Notes on an internal representation alternative

7 years ago · d24f590f48
1 changed files with 141 additions and 0 deletions
--- a/doc/utf8-internal-representation.rst
+++ b/doc/utf8-internal-representation.rst
@ -0,0 +1,141 @@
+======================================
+Using UTF-8 as internal representation
+======================================
+
+Some notes on using UTF-8 as internal representation for Ecmascript strings
+when surrogate pairs can be combined.
+
+Current representation
+======================
+
+Current internal representation is a union of:
+
+* CESU-8: to support full 16-bit codepoint sequences without limitations.

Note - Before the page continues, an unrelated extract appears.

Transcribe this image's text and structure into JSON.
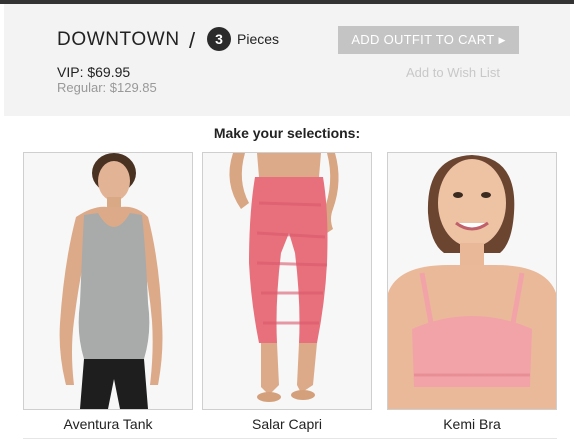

+  In particular, individual and unpaired surrogates must work without
+  interpretation or conversion.
+
+* UTF-8: to support non-BMP characters, if they are created from C code
+  or e.g. using String.fromCharCode(0x12345).
+
+* Extended UTF-8: to support codepoints up to U+FFFFFFFF.  This is now
+  only needed by the regexp bytecode, which uses extended UTF-8 as its
+  internal representation and needs to represent long offsets as
+  codepoints.
+
+C API problem with current representation
+=========================================
+
+One concrete problem with this arrangement is that non-BMP strings are
+internally represented as CESU-8:
+
+* If source code contains a non-BMP character, the Ecmascript specification
+  requires that such a character is decoded into surrogates, from
+  https://www.ecma-international.org/ecma-262/5.1/#sec-6:
+
+  - If an actual source text is encoded in a form other than 16-bit code
+    units it must be processed as if it was first converted to UTF-16.
+
+* This means that ``x = '\u{12345}'`` and ``x = '\ud808\udf45'`` MUST be
+  treated identically.  For example, for both inputs:
+
+  - The string's ``.length`` must be 2.
+
+  - ``x[0]`` must be 0xd808, and ``x[1]`` must be 0xdf45.
+
+  - RegExps must be able to match the individual surrogates, and one must
+    be able to e.g. backtrack each surrogate separately.
+
+  - It must be possible to take a substring whose one end is between
+    the surrogate codepoints.
+
+* In the current C API such a string will appear CESU-8 encoded because
+  that's the internal representation used for surrogate codepoints.
+
+* Applications dealing natively with UTF-8 would often prefer to see UTF-8
+  rather than CESU-8, thus avoiding the need to transcode CESU-8 to UTF-8.
+
+The Ecmascript specification doesn't (and cannot) mandate any specific
+internal representation, nor does it provide any requirements on how a
+C API must represent strings.  The current convention of using CESU-8
+for standard Ecmascript strings is thus not really mandatory.  However,
+if an alternative representation is used, it MUST behave identically as
+far as script code is concerned.
+
+Automatically combining surrogates in internal representation
+=============================================================
+
+One alternative to the current internal representation is to:
+
+* Keep the current CESU-8 + UTF-8 + extended UTF-8 as the base representation.
+
+* When conceptual Ecmascript strings contain correctly paired surrogates,
+  combine the surrogates into the actual non-BMP codepoint.  The resulting
+  codepoint is then valid UTF-8 and not CESU-8.
+
+* When a non-paired surrogate is found, encode it as CESU-8 as before.
+
+* This process must be applied to all inputs, both script code and C code,
+  so that a certain conceptual Ecmascript string has a unique duk_hstring
+  representation.  (If this is not the case, string comparison using an
+  interned string pointer would no longer be valid which leads to a lot of
+  complications.)
+
+This would have the upside that:
+
+* Valid Unicode strings in UTF-8 codepoint range (U+0000 to U+10FFFF without
+  surrogate range U+D800 to U+DFFF) would appear as valid UTF-8 (not CESU-8)
+  in the C API.
+
+* Pushing UTF-8 strings would produce strings that behaved like standard
+  Ecmascript strings, i.e. they would conceptually have surrogate pairs in
+  place of non-BMP.
+
+And a few downsides:
+
+* All the internal code would need to maintain an "as if" illusion: such
+  strings must appear as uninterpreted 16-bit codepoint sequences, and all
+  16-bit codepoint sequences must still work without difference as far as
+  script code is concerned.  This is not trivial, more on this below.
+
+* One would no longer be able to push an arbitrary byte sequence as a string
+  (duk_push_string()) and then read it back as is.  The automatic surrogate
+  combination would mean the output might be different, with surrogates
+  represented in CESU-8 combined into UTF-8.  This is a loss of current
+  functionality which has been useful for some applications; one can e.g.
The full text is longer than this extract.